Sunday, February 24, 2013

Gritty Realism Doesn't Care that Magical Realism Would be More Fun

The Casual Vacancy by J.K. Rowling
(Little, Brown & Company, 2012)
Format: audio CD via library (read by Tom Hollander for Hachette Audio)

From Goodreads: "When Barry Fairbrother dies in his early forties, the town of Pagford is left in shock.


Pagford is, seemingly, an English idyll, with a cobbled market square and an ancient abbey, but what lies behind the pretty façade is a town at war.

Rich at war with poor, teenagers at war with their parents, wives at war with their husbands, teachers at war with their pupils...Pagford is not what it first seems.

And the empty seat left by Barry on the parish council soon becomes the catalyst for the biggest war the town has yet seen. Who will triumph in an election fraught with passion, duplicity, and unexpected revelations?

A big novel about a small town, The Casual Vacancy is J.K. Rowling's first novel for adults. It is the work of a storyteller like no other."



As my sister-in-law texted me after reading this: I have thoughts.

Now, being the voracious reader that I am, I'm as happy with boy wizards as I am with scheming small-town councillors, so long as the writing holds up. And as anyone would expect from Rowling, the writing definitely holds up. I got a whiff of "after this, no one can accuse me of only achieving success through escapism" out of the plot, but that's the trouble with knowing too much about the author's life instead of taking a book strictly on it's own terms. And what terms they are. Pagford, quiet, idyllic little Pagford, is in fact a seething mass of modern venality under a polite veneer.

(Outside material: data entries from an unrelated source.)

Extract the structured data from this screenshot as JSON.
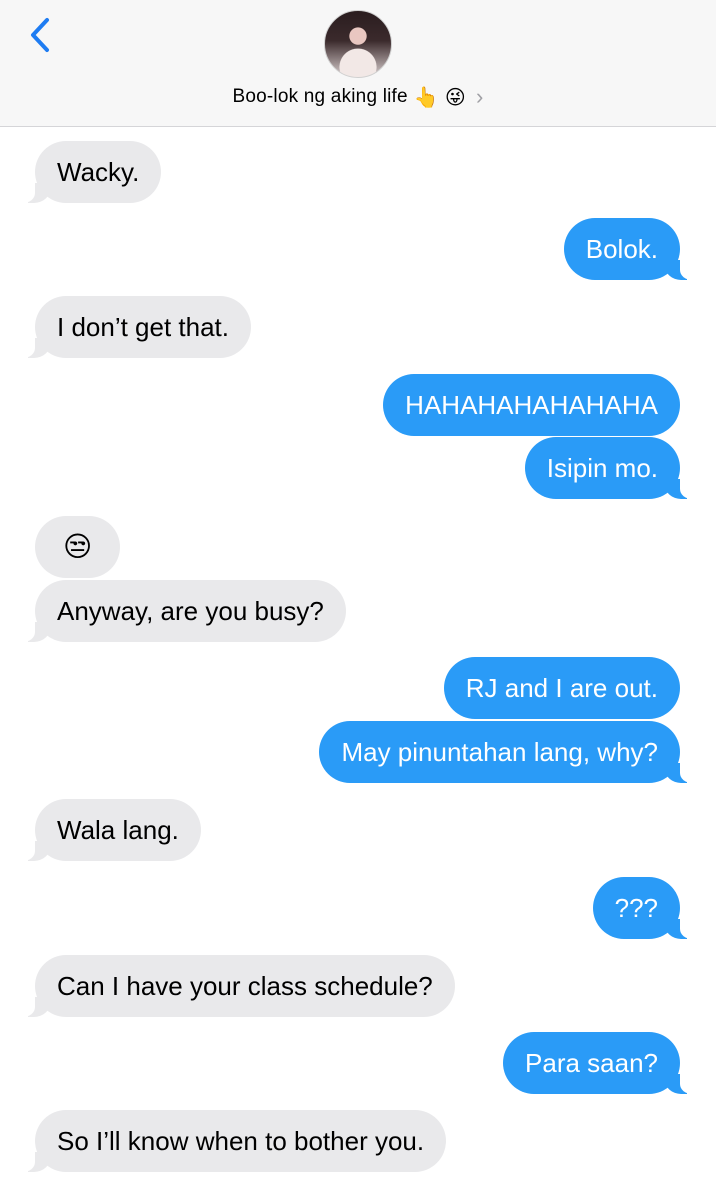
{
  "header": {
    "contact_name": "Boo-lok ng aking life",
    "name_emoji_1": "👆",
    "name_emoji_2": "😜",
    "chevron": "›"
  },
  "messages": [
    {
      "from": "them",
      "text": "Wacky."
    },
    {
      "from": "me",
      "text": "Bolok."
    },
    {
      "from": "them",
      "text": "I don’t get that."
    },
    {
      "from": "me",
      "text": "HAHAHAHAHAHAHA"
    },
    {
      "from": "me",
      "text": "Isipin mo."
    },
    {
      "from": "them",
      "text": "😒"
    },
    {
      "from": "them",
      "text": "Anyway, are you busy?"
    },
    {
      "from": "me",
      "text": "RJ and I are out."
    },
    {
      "from": "me",
      "text": "May pinuntahan lang, why?"
    },
    {
      "from": "them",
      "text": "Wala lang."
    },
    {
      "from": "me",
      "text": "???"
    },
    {
      "from": "them",
      "text": "Can I have your class schedule?"
    },
    {
      "from": "me",
      "text": "Para saan?"
    },
    {
      "from": "them",
      "text": "So I’ll know when to bother you."
    }
  ],
  "colors": {
    "outgoing_bubble": "#2a9bf7",
    "incoming_bubble": "#e9e9eb",
    "accent": "#1e7cf2"
  },
  "icons": {
    "back": "chevron-left-icon",
    "contact_detail": "chevron-right-icon"
  }
}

My friend S wrote, I think, a perfect review of it, and I'm reprinting this from her:

  • "Rowling skips nothing – prejudice, bullying, disillusion, failure, success, rejection, mental illness, drug addiction, and tragedy. All of it weaves together to create a world that we all know but, out of an intense desire to be polite, we ignore. But that world exists and, by not acknowledging it, we condone it."
I will say that this moved a lot more quickly for me once I switched to the audio version. I was completely absorbed in Hollander's narration, and his ability to convey not just the right voice, but the right attitude for each character. It is a great skill, and his light, charming tone carried me inexorably into this often-grim and dismal world. It almost felt like cheating, to allow the narration to be a conduit into Rowling's examination of the underbelly of life, but I think in a way it also kept poor dead Barry around a bit more for me. 

Everything that spins out of control in this novel is a direct result of Barry's untimely death. So often the characters were, in their minds, grasping the baton from him and running headlong into the future. But no one ran in the same direction, and many of them were on crash courses. It's kind of a joy to have been a rubbernecker at the scene.

1 comment:

  1. Glad you enjoyed is work. It is heart-breakingly brilliant and a train wreck of actions meeting consequences.